Hu Jiu tersenyum, "Saat aku masih berutang kristal pada Zheng Cheng, aku tidak menjualnya karena aku tidak rela memberikan kenangan berharga seperti ini kepada bajingan seperti dia. Dia tidak layak. Tapi Xingyun, kau layak. Kau punya masa depan yang cerah, tidak seperti kami yang sudah tidak punya harapan."
Yi Xingyun menggeleng, "Tidak, aku tidak akan menerimanya. Aku lebih baik tidak menerobos."
Ji Qingqing menggenggam pedang di tangannya, "Bagaimana kalau pedangku saja yang dijual..."
"Kakak Seperguruan Ji, aku tidak setuju. Jangan katakan hal seperti itu lagi!" Yi Xingyun tetap menolak.
Mo Jiuwei di sampingnya sudah merasa mengantuk melihatnya.
[Hidup mereka sungguh sulit. Sedikit saja ada kesulitan, harus menjual satu-satunya barang berharga yang dimiliki... Apakah semua barang mereka sebelumnya juga habis dijual dengan cara seperti ini?]

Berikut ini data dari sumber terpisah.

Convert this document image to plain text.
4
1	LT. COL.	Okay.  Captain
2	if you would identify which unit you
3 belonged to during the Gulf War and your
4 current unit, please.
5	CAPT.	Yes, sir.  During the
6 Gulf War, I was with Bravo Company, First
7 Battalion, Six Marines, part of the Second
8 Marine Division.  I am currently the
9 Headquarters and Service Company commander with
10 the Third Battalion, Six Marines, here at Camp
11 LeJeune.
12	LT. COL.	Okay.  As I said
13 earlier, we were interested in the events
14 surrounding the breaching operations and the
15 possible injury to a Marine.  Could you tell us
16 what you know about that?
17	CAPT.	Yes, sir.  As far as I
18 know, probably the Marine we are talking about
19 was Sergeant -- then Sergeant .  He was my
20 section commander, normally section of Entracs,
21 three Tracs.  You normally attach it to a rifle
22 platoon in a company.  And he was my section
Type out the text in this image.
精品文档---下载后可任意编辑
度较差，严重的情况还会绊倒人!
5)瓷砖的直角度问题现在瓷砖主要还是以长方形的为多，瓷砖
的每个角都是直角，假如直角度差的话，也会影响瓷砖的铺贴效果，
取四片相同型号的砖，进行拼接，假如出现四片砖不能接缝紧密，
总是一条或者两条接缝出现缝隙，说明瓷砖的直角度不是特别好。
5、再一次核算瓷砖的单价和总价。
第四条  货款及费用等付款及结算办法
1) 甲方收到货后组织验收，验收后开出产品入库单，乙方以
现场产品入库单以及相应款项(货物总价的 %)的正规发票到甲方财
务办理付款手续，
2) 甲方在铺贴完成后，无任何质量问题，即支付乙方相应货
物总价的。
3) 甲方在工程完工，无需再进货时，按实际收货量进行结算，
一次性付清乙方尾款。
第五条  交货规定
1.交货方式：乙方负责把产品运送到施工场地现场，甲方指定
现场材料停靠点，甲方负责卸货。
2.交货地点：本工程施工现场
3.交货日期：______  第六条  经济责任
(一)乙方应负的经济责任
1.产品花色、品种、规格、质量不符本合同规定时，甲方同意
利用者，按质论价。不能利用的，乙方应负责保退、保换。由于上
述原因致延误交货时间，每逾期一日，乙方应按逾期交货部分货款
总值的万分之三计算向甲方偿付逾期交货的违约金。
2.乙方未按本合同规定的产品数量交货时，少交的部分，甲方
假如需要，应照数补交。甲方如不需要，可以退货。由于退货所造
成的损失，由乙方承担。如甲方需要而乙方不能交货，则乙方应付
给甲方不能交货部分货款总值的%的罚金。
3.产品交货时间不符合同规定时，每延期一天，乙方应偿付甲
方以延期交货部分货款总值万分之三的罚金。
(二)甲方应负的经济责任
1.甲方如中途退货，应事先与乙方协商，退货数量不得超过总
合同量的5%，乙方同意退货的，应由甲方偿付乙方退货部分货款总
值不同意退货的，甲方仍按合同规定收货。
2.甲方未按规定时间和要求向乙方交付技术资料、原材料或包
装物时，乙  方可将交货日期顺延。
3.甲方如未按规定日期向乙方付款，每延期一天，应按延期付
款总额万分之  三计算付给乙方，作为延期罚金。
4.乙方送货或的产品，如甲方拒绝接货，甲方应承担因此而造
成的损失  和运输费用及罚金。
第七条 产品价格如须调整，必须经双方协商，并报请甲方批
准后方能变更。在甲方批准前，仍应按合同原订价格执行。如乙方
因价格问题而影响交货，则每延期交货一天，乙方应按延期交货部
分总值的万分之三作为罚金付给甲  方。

[Ini namanya makan tabungan sampai habis, bukankah itu bukan rencana jangka panjang?]
[Eh, ada fluktuasi energi spiritual di dekat sini? Coba kuhitung... Oh, di Bukit Qingfeng yang tidak jauh dari sini akan muncul benda spiritual.]
[Ngomong-ngomong, Bukit Qingfeng itu tempat yang bagus. Kalau orang-orang Sekte Xianlai pergi ke sana, bukankah mendapatkan Pil Pendirian Yayasan itu jadi hal yang mudah?]
Karena kehabisan tenaga dan tidak bisa mengendalikan tubuhnya, Mo Jiuwei pun tertidur pulas tak lama kemudian.
Sementara itu, orang-orang Sekte Xianlai tampak tergerak dan saling berpandangan—
"Bukit Qingfeng?"
Ucap mereka serempak.
Yi Xingyun berpikir sejenak, lalu berkata, "Aku akan pergi ke Bukit Qingfeng."
"Kita pergi bersama-sama!"
"Benar, ayo pergi bersama, banyak orang berarti lebih kuat."
Yi Xingyun menggeleng dan berkata dengan tegas, "Alasan kita tidak mengambil risiko untuk mencari kristal adalah karena kita bahkan tidak punya uang untuk membeli obat. Biar aku saja yang melakukan hal berbahaya itu. Meski nyawaku melayang, tidak perlu kalian ikut menanggung risikonya."